329. Longest Increasing Path in a Matrix | LeetCode Solution


Given an m x n integers matrix, return the length of the longest increasing path in matrix.

From each cell, you can either move in four directions: left, right, up, or down.
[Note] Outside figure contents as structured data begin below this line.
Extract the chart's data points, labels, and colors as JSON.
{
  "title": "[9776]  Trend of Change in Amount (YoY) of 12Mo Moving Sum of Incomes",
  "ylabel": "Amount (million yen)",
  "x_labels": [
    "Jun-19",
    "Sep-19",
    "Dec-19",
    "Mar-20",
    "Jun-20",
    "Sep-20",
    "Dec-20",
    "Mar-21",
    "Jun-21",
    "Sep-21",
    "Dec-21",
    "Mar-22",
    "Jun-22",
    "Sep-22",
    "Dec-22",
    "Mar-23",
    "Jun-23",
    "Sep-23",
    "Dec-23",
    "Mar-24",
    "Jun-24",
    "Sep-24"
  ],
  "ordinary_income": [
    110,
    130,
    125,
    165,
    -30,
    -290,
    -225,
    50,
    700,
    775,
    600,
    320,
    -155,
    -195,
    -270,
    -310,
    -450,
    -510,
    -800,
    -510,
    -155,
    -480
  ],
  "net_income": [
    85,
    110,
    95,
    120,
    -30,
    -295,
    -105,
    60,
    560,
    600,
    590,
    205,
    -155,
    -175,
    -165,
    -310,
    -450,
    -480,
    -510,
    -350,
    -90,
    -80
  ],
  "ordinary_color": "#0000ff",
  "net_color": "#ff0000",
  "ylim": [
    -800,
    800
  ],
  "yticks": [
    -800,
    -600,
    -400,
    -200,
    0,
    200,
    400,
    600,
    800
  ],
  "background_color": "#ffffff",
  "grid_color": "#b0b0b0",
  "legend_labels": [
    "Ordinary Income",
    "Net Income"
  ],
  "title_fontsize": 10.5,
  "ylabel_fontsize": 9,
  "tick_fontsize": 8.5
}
You may not move diagonally or move outside the boundary (i.e., wrap-around is not allowed).

 

Example 1:

Input: matrix = [[9,9,4],[6,6,8],[2,1,1]]
Output: 4
Explanation: The longest increasing path is [1, 2, 6, 9].

Example 2:

Input: matrix = [[3,4,5],[3,2,6],[2,2,1]]
Output: 4
Explanation: The longest increasing path is [3, 4, 5, 6]. Moving diagonally is not allowed.

Example 3:

Input: matrix = [[1]]
Output: 1

 

Constraints:

  • m == matrix.length
  • n == matrix[i].length
  • 1 <= m, n <= 200
  • 0 <= matrix[i][j] <= 231 - 1


class Solution {
public:
    int ans=0;
    int helper(vector<vector<int>>&v, vector<vector<int>>&dp, int i,int j){
        if(i<0 || j<0 || i>=v.size() || j>=v[0].size())return 0;
        
        if(dp[i][j]!=-1)return dp[i][j];
        int left=0,right=0,top=0,down=0;
        if(i>0 && v[i-1][j]>v[i][j])left+=helper(v,dp,i-1,j)+1;
        if(j>0 && v[i][j-1]>v[i][j])top+=helper(v,dp,i,j-1)+1;
        if(i<v.size()-1 && v[i+1][j]>v[i][j])down+=helper(v,dp,i+1,j)+1;
        if(j<v[0].size()-1 && v[i][j+1]>v[i][j])right+=helper(v,dp,i,j+1)+1;

        top=max(top,down);
        left=max(left,right);
        dp[i][j]=max(top,left);
        ans=max(ans,dp[i][j]);
        return dp[i][j];
    }
    
    
    int longestIncreasingPath(vector<vector<int>>& matrix) {
        vector<vector<int>>dp(matrix.size(),vector<int>(matrix[0].size(),-1));
        for(int i=0; i<matrix.size(); i++){
            for(int j=0; j<matrix[0].size(); j++)
                helper(matrix,dp,i,j);
        }
        return ans+1;
    }
};